A University of Texas at Dallas engineer has made a discovery that could open the door to car and mobile phone batteries that last five times longer than current ones. Dr Kyeongjae Cho, professor of materials science and engineering in the Erik Jonsson School of Engineering and Computer Science, has discovered new catalyst materials for lithium-air batteries that jump start efforts at expanding battery capacity. The research was published in Nature Energy.
"There's huge promise in lithium-air batteries. However, despite the aggressive research being done by groups all over the world, those promises are not being delivered in real life," said Cho. "So this is very exciting progress. [UT Dallas graduate student] Yongping Zheng and our collaboration team have demonstrated that this problem can be solved. Hopefully, this discovery will revitalise research in this area and create momentum for further development."

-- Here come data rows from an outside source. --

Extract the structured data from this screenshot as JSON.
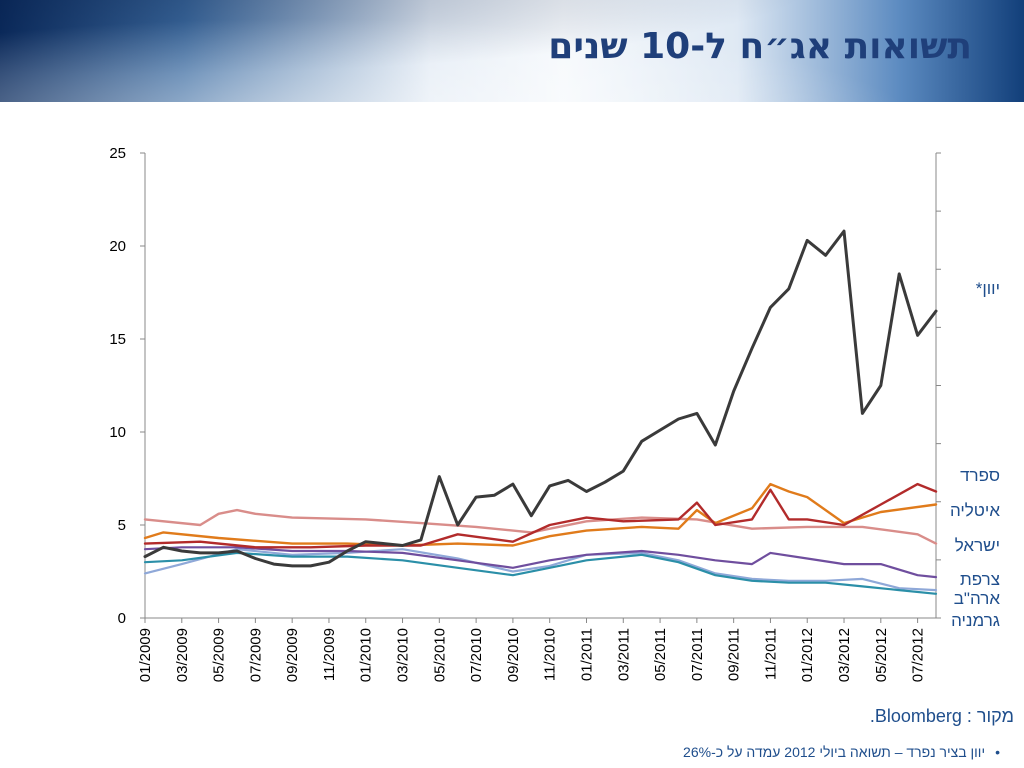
{
  "header": {
    "title": "תשואות אג״ח ל-10 שנים"
  },
  "colors": {
    "greece": "#3a3a3a",
    "spain": "#b22b2b",
    "italy": "#e07b1b",
    "israel": "#d98d8a",
    "france": "#6f4e9e",
    "usa": "#8fa8d8",
    "germany": "#2b8fa8",
    "axis": "#888888",
    "labels": "#1f4e8c"
  },
  "source_label": "מקור : Bloomberg.",
  "footnote": "יוון בציר נפרד – תשואה ביולי 2012 עמדה על כ-26%",
  "chart_data": {
    "type": "line",
    "ylim": [
      0,
      25
    ],
    "yticks": [
      "0",
      "5",
      "10",
      "15",
      "20",
      "25"
    ],
    "xticks": [
      "01/2009",
      "03/2009",
      "05/2009",
      "07/2009",
      "09/2009",
      "11/2009",
      "01/2010",
      "03/2010",
      "05/2010",
      "07/2010",
      "09/2010",
      "11/2010",
      "01/2011",
      "03/2011",
      "05/2011",
      "07/2011",
      "09/2011",
      "11/2011",
      "01/2012",
      "03/2012",
      "05/2012",
      "07/2012"
    ],
    "xlim": [
      "2009-01",
      "2012-08"
    ],
    "legend_labels": [
      "יוון*",
      "ספרד",
      "איטליה",
      "ישראל",
      "צרפת",
      "ארה\"ב",
      "גרמניה"
    ],
    "series": [
      {
        "name": "יוון*",
        "x": [
          "2009-01",
          "2009-02",
          "2009-03",
          "2009-04",
          "2009-05",
          "2009-06",
          "2009-07",
          "2009-08",
          "2009-09",
          "2009-10",
          "2009-11",
          "2009-12",
          "2010-01",
          "2010-02",
          "2010-03",
          "2010-04",
          "2010-05",
          "2010-06",
          "2010-07",
          "2010-08",
          "2010-09",
          "2010-10",
          "2010-11",
          "2010-12",
          "2011-01",
          "2011-02",
          "2011-03",
          "2011-04",
          "2011-05",
          "2011-06",
          "2011-07",
          "2011-08",
          "2011-09",
          "2011-10",
          "2011-11",
          "2011-12",
          "2012-01",
          "2012-02",
          "2012-03",
          "2012-04",
          "2012-05",
          "2012-06",
          "2012-07",
          "2012-08"
        ],
        "values": [
          3.3,
          3.8,
          3.6,
          3.5,
          3.5,
          3.6,
          3.2,
          2.9,
          2.8,
          2.8,
          3.0,
          3.6,
          4.1,
          4.0,
          3.9,
          4.2,
          7.6,
          5.0,
          6.5,
          6.6,
          7.2,
          5.5,
          7.1,
          7.4,
          6.8,
          7.3,
          7.9,
          9.5,
          10.1,
          10.7,
          11.0,
          9.3,
          12.2,
          14.5,
          16.7,
          17.7,
          20.3,
          19.5,
          20.8,
          11.0,
          12.5,
          18.5,
          15.2,
          16.5
        ]
      },
      {
        "name": "ספרד",
        "x": [
          "2009-01",
          "2009-04",
          "2009-07",
          "2009-10",
          "2010-01",
          "2010-04",
          "2010-06",
          "2010-09",
          "2010-11",
          "2011-01",
          "2011-03",
          "2011-06",
          "2011-07",
          "2011-08",
          "2011-10",
          "2011-11",
          "2011-12",
          "2012-01",
          "2012-03",
          "2012-05",
          "2012-07",
          "2012-08"
        ],
        "values": [
          4.0,
          4.1,
          3.8,
          3.8,
          3.9,
          3.9,
          4.5,
          4.1,
          5.0,
          5.4,
          5.2,
          5.3,
          6.2,
          5.0,
          5.3,
          6.9,
          5.3,
          5.3,
          5.0,
          6.1,
          7.2,
          6.8
        ]
      },
      {
        "name": "איטליה",
        "x": [
          "2009-01",
          "2009-02",
          "2009-05",
          "2009-09",
          "2009-12",
          "2010-03",
          "2010-06",
          "2010-09",
          "2010-11",
          "2011-01",
          "2011-04",
          "2011-06",
          "2011-07",
          "2011-08",
          "2011-10",
          "2011-11",
          "2011-12",
          "2012-01",
          "2012-03",
          "2012-05",
          "2012-08"
        ],
        "values": [
          4.3,
          4.6,
          4.3,
          4.0,
          4.0,
          3.9,
          4.0,
          3.9,
          4.4,
          4.7,
          4.9,
          4.8,
          5.8,
          5.1,
          5.9,
          7.2,
          6.8,
          6.5,
          5.1,
          5.7,
          6.1
        ]
      },
      {
        "name": "ישראל",
        "x": [
          "2009-01",
          "2009-04",
          "2009-05",
          "2009-06",
          "2009-07",
          "2009-09",
          "2010-01",
          "2010-04",
          "2010-07",
          "2010-10",
          "2011-01",
          "2011-04",
          "2011-07",
          "2011-10",
          "2012-01",
          "2012-04",
          "2012-07",
          "2012-08"
        ],
        "values": [
          5.3,
          5.0,
          5.6,
          5.8,
          5.6,
          5.4,
          5.3,
          5.1,
          4.9,
          4.6,
          5.2,
          5.4,
          5.3,
          4.8,
          4.9,
          4.9,
          4.5,
          4.0
        ]
      },
      {
        "name": "צרפת",
        "x": [
          "2009-01",
          "2009-03",
          "2009-06",
          "2009-09",
          "2009-12",
          "2010-03",
          "2010-06",
          "2010-09",
          "2010-11",
          "2011-01",
          "2011-04",
          "2011-06",
          "2011-08",
          "2011-10",
          "2011-11",
          "2012-01",
          "2012-03",
          "2012-05",
          "2012-07",
          "2012-08"
        ],
        "values": [
          3.7,
          3.8,
          3.8,
          3.6,
          3.6,
          3.5,
          3.1,
          2.7,
          3.1,
          3.4,
          3.6,
          3.4,
          3.1,
          2.9,
          3.5,
          3.2,
          2.9,
          2.9,
          2.3,
          2.2
        ]
      },
      {
        "name": "ארה\"ב",
        "x": [
          "2009-01",
          "2009-03",
          "2009-06",
          "2009-09",
          "2009-12",
          "2010-03",
          "2010-06",
          "2010-09",
          "2010-11",
          "2011-01",
          "2011-04",
          "2011-06",
          "2011-08",
          "2011-10",
          "2011-12",
          "2012-02",
          "2012-04",
          "2012-06",
          "2012-08"
        ],
        "values": [
          2.4,
          2.9,
          3.7,
          3.4,
          3.5,
          3.7,
          3.2,
          2.5,
          2.8,
          3.4,
          3.5,
          3.1,
          2.4,
          2.1,
          2.0,
          2.0,
          2.1,
          1.6,
          1.5
        ]
      },
      {
        "name": "גרמניה",
        "x": [
          "2009-01",
          "2009-03",
          "2009-06",
          "2009-09",
          "2009-12",
          "2010-03",
          "2010-06",
          "2010-09",
          "2010-11",
          "2011-01",
          "2011-04",
          "2011-06",
          "2011-08",
          "2011-10",
          "2011-12",
          "2012-02",
          "2012-04",
          "2012-06",
          "2012-08"
        ],
        "values": [
          3.0,
          3.1,
          3.5,
          3.3,
          3.3,
          3.1,
          2.7,
          2.3,
          2.7,
          3.1,
          3.4,
          3.0,
          2.3,
          2.0,
          1.9,
          1.9,
          1.7,
          1.5,
          1.3
        ]
      }
    ]
  }
}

Lithium-air (or lithium-oxygen) batteries breathe oxygen from the air to power the chemical reactions that release electricity, rather than storing an oxidiser internally like lithium-ion batteries do. Because of this, lithium-air batteries boast an energy density comparable to petrol, with theoretical energy densities as much as 10 times that of current lithium-ion batteries, giving them tremendous potential for storage of renewable energy, particularly in applications such as mobile devices and electric cars. For example, at one-fifth the cost and weight of those presently on the market, lithium-air batteries would allow electric cars to drive 400 miles on a single charge and mobile phone batteries could last a week without recharging.
Practical attempts to increase lithium-air battery capacity so far have not yielded great results, Cho said, despite efforts from major corporations and universities. Until now, these attempts have resulted in low efficiency and poor rate performance, instability and unwanted chemical reactions.